The consortium running the experiment — headed by Kela, (the Finnish Social Insurance Institution that runs basic unemployment, health, family, and many other benefit programs), but including researchers at various research centers, think tanks, and universities — plans to file an interim report on March 30 2017 and a final report on November 15 2017 that will lay out how exactly the experiment is to proceed.
It will begin in 2017 and last for two years.
So far, the consortium has already polled the Finnish population and found widespread support for the idea: 69 percent of Finns reported support for a basic income, with the median respondent calling for a minimum of €1,000 a month ($1,083).

Australia already has some income augmentation schemes designed to encourage new enterprise formation. They are restrictive and are difficult to access, but nonetheless provide some method of gathering information and evidence to support continuation and expansion of a scheme of basic income provision.
Our pharmacy leaders need to be alert and proactive as to how community pharmacy may be able to participate and maintain the skills and capacity of its current workforce.
The pharmacists union (PPA) needs also to be proactive here.

The PGA and PSA needs to be involved as to how the new and disruptive technologies that will displace employees, can be introduced with minimal personal disruption and be open to new channels that can be created through research fostered by a variety of “think-tanks” that can generate appropriate ideas.

Artifical Intelligence and robotics cannot be avoided but if allowed to fall into the wrong hands, it will destroy the essence of independent pharmacy as we know it.
The fact that predators outside of official pharmacy can see value in community pharmacy (even at its lower ebb) that we pharmacists cannot apparently see means that we have not remained open to opportunity, preferring to remain in the status quo and relying on legislation to protect the marketplace.

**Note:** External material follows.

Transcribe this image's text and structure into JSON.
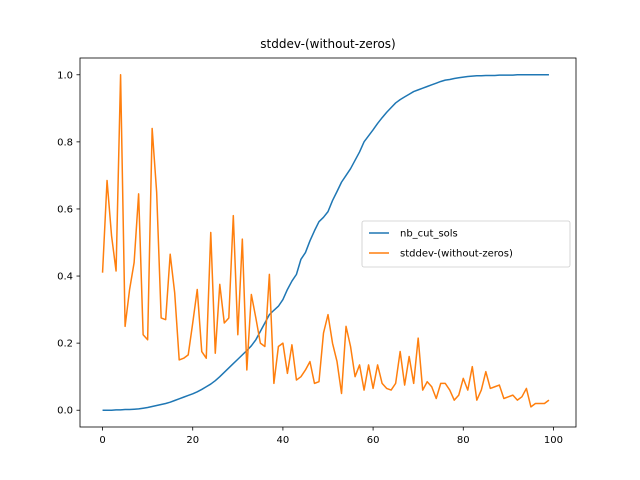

There is value to government and community pharmacy in maintaining legislation such as Location Rules.
But they need to be justified.
Finding new roles for community pharmacies in the public health area may just be such a role that would make sense for regulations affecting the location of a pharmacy.
i2P has already written about a US pharmacy group that has taken on this role.
In so doing, it turned around the failed concept of a “patient-centred home” to a successful new model as a “patient-centred neighbourhood” and has become pivotal for success in managing and delivering primary health care.

Why can’t Australian pharmacy leaders independently investigate this type of model, because it will better suit Australian pharmacy and its collaboration with all health providers?
There is so much that can be done to reduce uncertainty in planning and improve the mental health of pharmacists by lowering anxiety levels that will also generate new confidence levels in those leaders simply willing to make decisions and take on some level of risk.